By Keith Laing - 03/28/12 02:46 PM EDT
Democrats have tried repeatedly to pressure House Republicans into taking up the Senate's version of the bill, which was approved in a bipartisan vote earlier this month. Democrats introduced the Senate version of the transportation bill (S. 1813) as standalone legislation, and the party also tried to add the Senate's bill to unrelated FCC and healthcare measures as amendments.
The latter efforts were defeated on procedural votes.
Republicans have argued that they are attempting to pass a transportation extension to give themselves more time to craft a long-term version of the bill that can pass the lower chamber. House Speaker John Boehner (R-Ohio) has identified the transportation bill as a top priority for most of the year, but his preference for a five-year, $260 billion measure has been met with resistance in his Republican Conference.
Boehner proposed paying for his measure with legislation that would increase domestic oil drilling, which was drew sharp opposition from Democrats in the House.
If lawmakers do not pass a highway bill extension by the end of the week, the federal government will be unable to collect the federal gas tax that is normally used to fund transportation projects.
Democrats have said not extending the gas tax, which brings in about $100 million per day to the Highway Trust Fund, will cost about 3 million construction jobs.
However, Republicans have blamed Democrats for the possibility of a transportation shutdown.

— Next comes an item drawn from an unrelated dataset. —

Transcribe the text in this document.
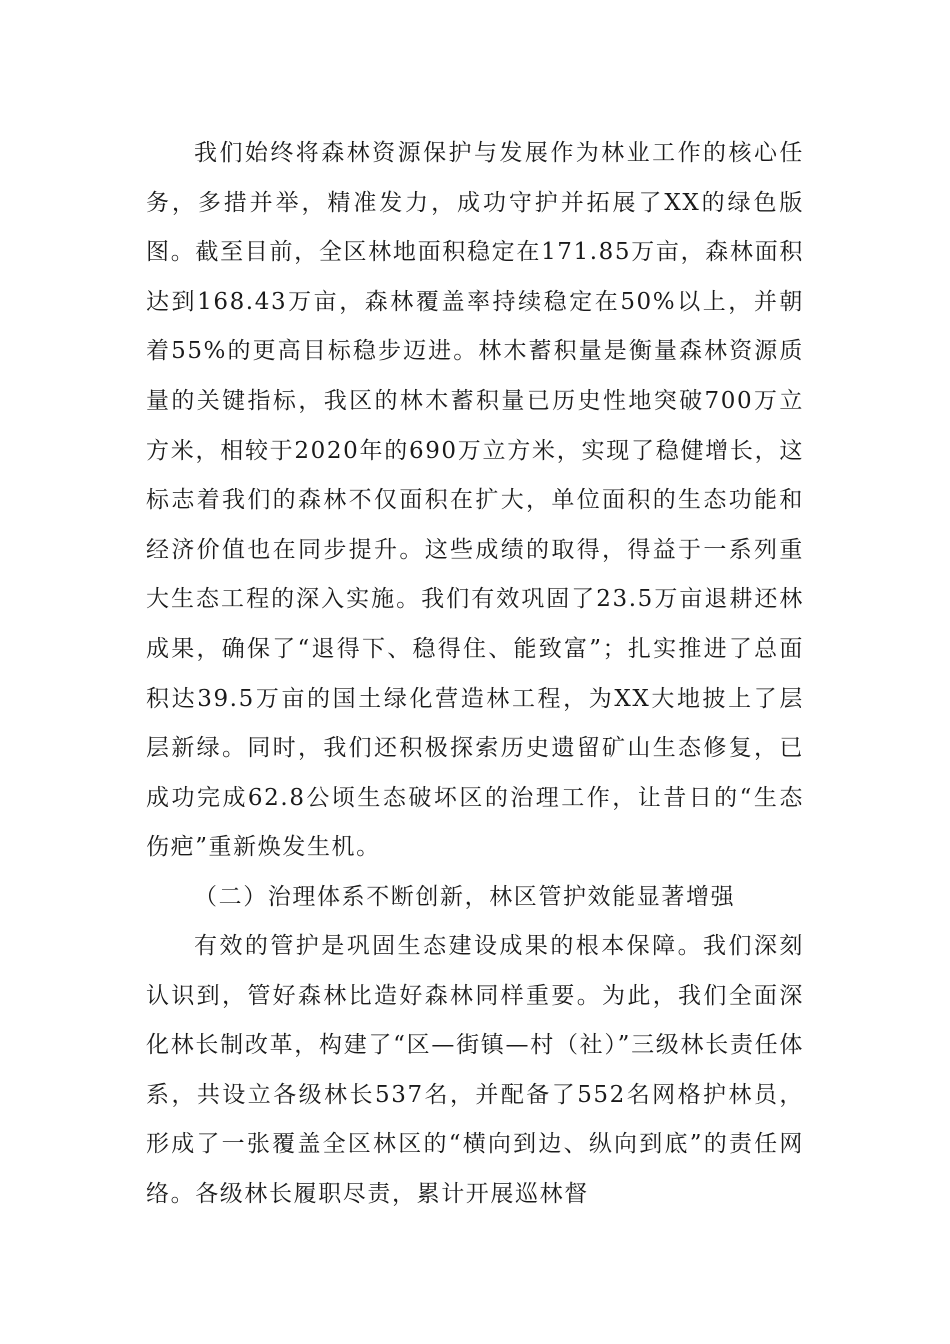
我们始终将森林资源保护与发展作为林业工作的核心任务，多措并举，精准发力，成功守护并拓展了XX的绿色版图。截至目前，全区林地面积稳定在171.85万亩，森林面积达到168.43万亩，森林覆盖率持续稳定在50%以上，并朝着55%的更高目标稳步迈进。林木蓄积量是衡量森林资源质量的关键指标，我区的林木蓄积量已历史性地突破700万立方米，相较于2020年的690万立方米，实现了稳健增长，这标志着我们的森林不仅面积在扩大，单位面积的生态功能和经济价值也在同步提升。这些成绩的取得，得益于一系列重大生态工程的深入实施。我们有效巩固了23.5万亩退耕还林成果，确保了“退得下、稳得住、能致富”；扎实推进了总面积达39.5万亩的国土绿化营造林工程，为XX大地披上了层层新绿。同时，我们还积极探索历史遗留矿山生态修复，已成功完成62.8公顷生态破坏区的治理工作，让昔日的“生态伤疤”重新焕发生机。

（二）治理体系不断创新，林区管护效能显著增强

有效的管护是巩固生态建设成果的根本保障。我们深刻认识到，管好森林比造好森林同样重要。为此，我们全面深化林长制改革，构建了“区—街镇—村（社）”三级林长责任体系，共设立各级林长537名，并配备了552名网格护林员，形成了一张覆盖全区林区的“横向到边、纵向到底”的责任网络。各级林长履职尽责，累计开展巡林督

“There is only one reason this bill will not be voted on tonight: House Democrats are playing political games with our nation’s economy," Boehner spokesman Michael Steel said after the transportation measure was pulled Tuesday.
Democrats in the Senate are planning to continue pressuring House Republicans to take the Senate version of the highway bill. Sens. Barbara Boxer (D-Calif.), Charles Schumer (D-N.Y.) and Mark Begich (D-Alaska) are planning a news conference at 11:30 a.m.